Department of Population and Quantitative Health Sciences, Case Western Reserve University School of Medicine, Cleveland, Ohio.
Kellogg School of Management, Northwestern University, Evanston, Illinois.
JAMA Netw Open. 2022 Sep 1;5(9):e2230925. doi: 10.1001/jamanetworkopen.2022.30925.
The association between cancer mortality and risk factors may vary by geography. However, conventional methodological approaches rarely account for this variation.
To identify geographic variations in the association between risk factors and cancer mortality.
DESIGN, SETTING, AND PARTICIPANTS: This geospatial cross-sectional study used county-level data from the National Center for Health Statistics for individuals who died of cancer from 2008 to 2019. Risk factor data were obtained from County Health Rankings & Roadmaps, Health Resources and Services Administration, and Centers for Disease Control and Prevention. Analyses were conducted from October 2021 to July 2022.
Conventional random forest models were applied nationwide and by US region, and the geographical random forest model (accounting for local variation of association) was applied to assess associations between a wide range of risk factors and cancer mortality.

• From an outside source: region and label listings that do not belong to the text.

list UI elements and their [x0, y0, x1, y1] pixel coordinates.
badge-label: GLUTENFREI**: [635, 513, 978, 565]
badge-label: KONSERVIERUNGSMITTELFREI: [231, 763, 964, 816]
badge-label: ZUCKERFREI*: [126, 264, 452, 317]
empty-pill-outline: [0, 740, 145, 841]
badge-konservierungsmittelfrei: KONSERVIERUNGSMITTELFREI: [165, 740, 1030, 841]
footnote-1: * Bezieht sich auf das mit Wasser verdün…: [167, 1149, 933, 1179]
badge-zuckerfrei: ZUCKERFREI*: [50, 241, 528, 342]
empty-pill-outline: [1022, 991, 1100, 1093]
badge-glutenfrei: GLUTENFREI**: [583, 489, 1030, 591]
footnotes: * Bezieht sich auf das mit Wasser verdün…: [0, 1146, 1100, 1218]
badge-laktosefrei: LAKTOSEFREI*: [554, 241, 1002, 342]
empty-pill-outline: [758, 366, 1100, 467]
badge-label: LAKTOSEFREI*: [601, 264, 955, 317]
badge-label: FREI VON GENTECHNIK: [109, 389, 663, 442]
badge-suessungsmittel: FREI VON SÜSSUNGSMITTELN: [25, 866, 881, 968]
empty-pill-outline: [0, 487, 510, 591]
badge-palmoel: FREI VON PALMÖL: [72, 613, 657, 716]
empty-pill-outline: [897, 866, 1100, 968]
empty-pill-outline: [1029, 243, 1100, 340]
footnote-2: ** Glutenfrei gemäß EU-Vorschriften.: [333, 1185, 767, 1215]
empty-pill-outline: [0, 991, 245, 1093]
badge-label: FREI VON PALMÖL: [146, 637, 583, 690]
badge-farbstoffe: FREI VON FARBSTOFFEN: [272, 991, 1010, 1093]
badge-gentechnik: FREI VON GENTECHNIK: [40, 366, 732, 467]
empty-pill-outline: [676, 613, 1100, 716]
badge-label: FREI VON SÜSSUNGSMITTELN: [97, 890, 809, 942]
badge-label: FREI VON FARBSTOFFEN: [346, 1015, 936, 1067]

The study included 7 179 201 individuals (median age, 70-74 years; 3 409 508 women [47.5%]) who died from cancer in 3108 contiguous US counties during 2008 to 2019. The mean (SD) county-level cancer mortality rate was 177.0 (26.4) deaths per 100 000 people. On the basis of the variable importance measure, the random forest models identified multiple risk factors associated with cancer mortality, including smoking, receipt of Supplemental Nutrition Assistance Program (SNAP) benefits, and obesity. The geographical random forest model further identified risk factors that varied at the county level. For example, receipt of SNAP benefits was a high-importance factor in the Appalachian region, North and South Dakota, and Northern California; smoking was of high importance in Kentucky and Tennessee; and female-headed households were high-importance factors in North and South Dakota. Geographic areas with certain high-importance risk factors did not consistently have a corresponding high prevalence of the same risk factors.
In this cross-sectional study, the associations between cancer mortality and risk factors varied by geography in a way that did not correspond strictly to risk factor prevalence. The degree to which other place-specific characteristics, observed and unobserved, modify risk factor effects should be further explored, and this work suggests that risk factor importance may be a preferable paradigm for selecting cancer control interventions compared with risk factor prevalence.
癌症死亡率与危险因素之间的关联可能因地理位置而异。然而,传统的方法学方法很少考虑到这种变化。
确定危险因素与癌症死亡率之间关联的地理差异。
设计、设置和参与者:本项基于空间的横断面研究使用了来自国家卫生统计中心的 2008 年至 2019 年因癌症死亡的个体的县级数据。风险因素数据来自县健康排名和路线图、卫生资源和服务管理局以及疾病控制和预防中心。分析于 2021 年 10 月至 2022 年 7 月进行。
在全国范围内和按美国地区应用常规随机森林模型,并应用地理随机森林模型(考虑关联的局部变化)来评估广泛的风险因素与癌症死亡率之间的关联。
这项研究纳入了 7179201 名(中位年龄 70-74 岁;3409508 名女性[47.5%])在 2008 年至 2019 年期间死于癌症的美国 3108 个连续县的个体。县级癌症死亡率的平均值(标准差)为每 100000 人 177.0(26.4)人死亡。基于变量重要性度量,随机森林模型确定了与癌症死亡率相关的多个危险因素,包括吸烟、接受补充营养援助计划(SNAP)福利和肥胖。地理随机森林模型进一步确定了在县级层面上存在差异的危险因素。例如,在阿巴拉契亚地区、北达科他州和南达科他州以及加利福尼亚北部,接受 SNAP 福利是一个重要的因素;在肯塔基州和田纳西州,吸烟是一个重要因素;而女性为户主的家庭在北达科他州和南达科他州是一个重要的因素。具有某些高重要性危险因素的地理区域并不总是具有相同危险因素的相应高流行率。
在这项横断面研究中,癌症死亡率与危险因素之间的关联在地理上存在差异,这种差异与风险因素的流行率并不完全一致。其他特定于地点的特征(观察到的和未观察到的)在多大程度上改变了风险因素的影响,应进一步探讨,这一研究结果表明,与风险因素流行率相比,风险因素的重要性可能是选择癌症控制干预措施的一个更优范式。